Вскоре все увидели соседского мальчишку, бегущего через поля со стороны села.
— Японцы! — он жадно припал губами к протянутому кувшину с водой. В пареньке узнали сына Павла Безрукова, Гришу. — И белогвардейцы с ними! Я насилу вырвался. Выходим сегодня из школы, а на улице стрельба, пушечные выстрелы, от летящих снарядов летит картечь во все стороны, дома загораются, люди замертво падают. Женщины кричат, дети кричат, лошади ревут, собаки лают, и все куда-то бегут, не пойми куда, в общем, жуть!
Привлеченные суматохой, прибежали люди с соседних участков:
— Что такое?
— Там убивают, — повторял Гриша, — там всех подряд убивают!
— Как же ты уцелел? — спрашивали у него. — Как оттуда вырвался?
— Не знаю, — у мальчика прошел первый шок, и он безудержно заплакал, вытирая слезы рукавом ученической тужурки, — моих товарищей почти всех убили на выходе из школы. А я вспомнил, как нам в школе рассказывали про покушение на царя Александра Второго. Когда в него стреляли, он убегал зигзагами, и плащ свой распахивал, чтобы труднее было попасть. Вот я так и сделал. И когда к полю бежал, в меня тоже стреляли, но я опять бежал зигзагами, быстро-быстро, как заяц.
Иван Спиридонович переглянулся с соседскими мужиками.
— Что делать будем?
Их разговор прервал истошный крик с дальнего участка.
— Помогите! Помогите! — кричала женщина.
Мужики рванули туда, не разбирая дороги. У сарая стояла высокая женщина лет сорока, вся перепачканная кровью, — в ней узнали Пелагею Соколл, — а на земле сидел мужик с блуждавшими глазами — ее сын, Григорий. Неподалеку лежала остро наточенная окровавленная коса.
— Что с ним?
— Хотел порешить себя! Пошел на участок к другу, а тот на его глазах горло себе перерезал — от горя, что в селе осталась жена с маленьким ребёнком. Ну Григорий мой обезумел, прибежал и тоже за косу схватился! Говорит, дед ведь в селе остался и сестры — изуверы их сейчас жгут, штыками добивают, а мы тут сидим и сделать ничего не можем!

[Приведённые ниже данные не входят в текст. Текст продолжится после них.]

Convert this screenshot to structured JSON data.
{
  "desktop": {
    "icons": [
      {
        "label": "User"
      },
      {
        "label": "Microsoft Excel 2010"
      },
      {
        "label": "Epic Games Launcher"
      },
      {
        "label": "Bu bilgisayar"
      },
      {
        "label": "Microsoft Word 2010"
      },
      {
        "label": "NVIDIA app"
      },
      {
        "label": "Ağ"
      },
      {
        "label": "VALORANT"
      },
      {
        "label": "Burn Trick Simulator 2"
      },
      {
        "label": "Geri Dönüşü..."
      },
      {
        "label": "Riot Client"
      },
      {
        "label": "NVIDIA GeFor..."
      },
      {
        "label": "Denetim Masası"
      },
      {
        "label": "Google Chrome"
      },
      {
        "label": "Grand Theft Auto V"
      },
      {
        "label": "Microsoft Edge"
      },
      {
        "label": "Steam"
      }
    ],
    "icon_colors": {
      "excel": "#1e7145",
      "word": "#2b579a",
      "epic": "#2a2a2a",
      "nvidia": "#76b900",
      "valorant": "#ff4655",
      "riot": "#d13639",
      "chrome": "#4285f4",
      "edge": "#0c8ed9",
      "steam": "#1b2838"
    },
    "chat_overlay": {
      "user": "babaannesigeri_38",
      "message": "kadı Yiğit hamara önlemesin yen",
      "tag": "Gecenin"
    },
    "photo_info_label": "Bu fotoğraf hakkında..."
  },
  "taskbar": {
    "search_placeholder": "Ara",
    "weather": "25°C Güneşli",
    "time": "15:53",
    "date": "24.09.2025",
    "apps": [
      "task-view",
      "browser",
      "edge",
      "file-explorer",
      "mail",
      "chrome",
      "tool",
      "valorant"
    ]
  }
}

— Так, Пелагея, — деловито осведомился Колесников, — у тебя точно самогонка есть, у тебя всегда есть, я знаю. Доставай!
Соколл вынесла откуда-то из сарая бутыль с мутно-белой горячительной жидкостью, собрала нехитрую закуску.
Всей компанией, вместе с приведенным в чувство Григорием, выпили самогонки, обсудили несколько планов действий — как подберутся к врагам, кто кого будет прикрывать, — и побежали к лошадям — скакать в родное село на подмогу мирным людям. Взяли с собой вилы, косы, лопаты — но что это против вооруженных солдат? Разве одной каплей дождя пожар потушить?
Федора повисла на отце, не давая пройти к лошади:
— Батя, не ходи, не ходи туда! Ты мне нужен, ты нам всем нужен!
Жена с остальными детьми выли в голос:
— Ты же и им не поможешь, и себя загубишь! И как мы тут одни?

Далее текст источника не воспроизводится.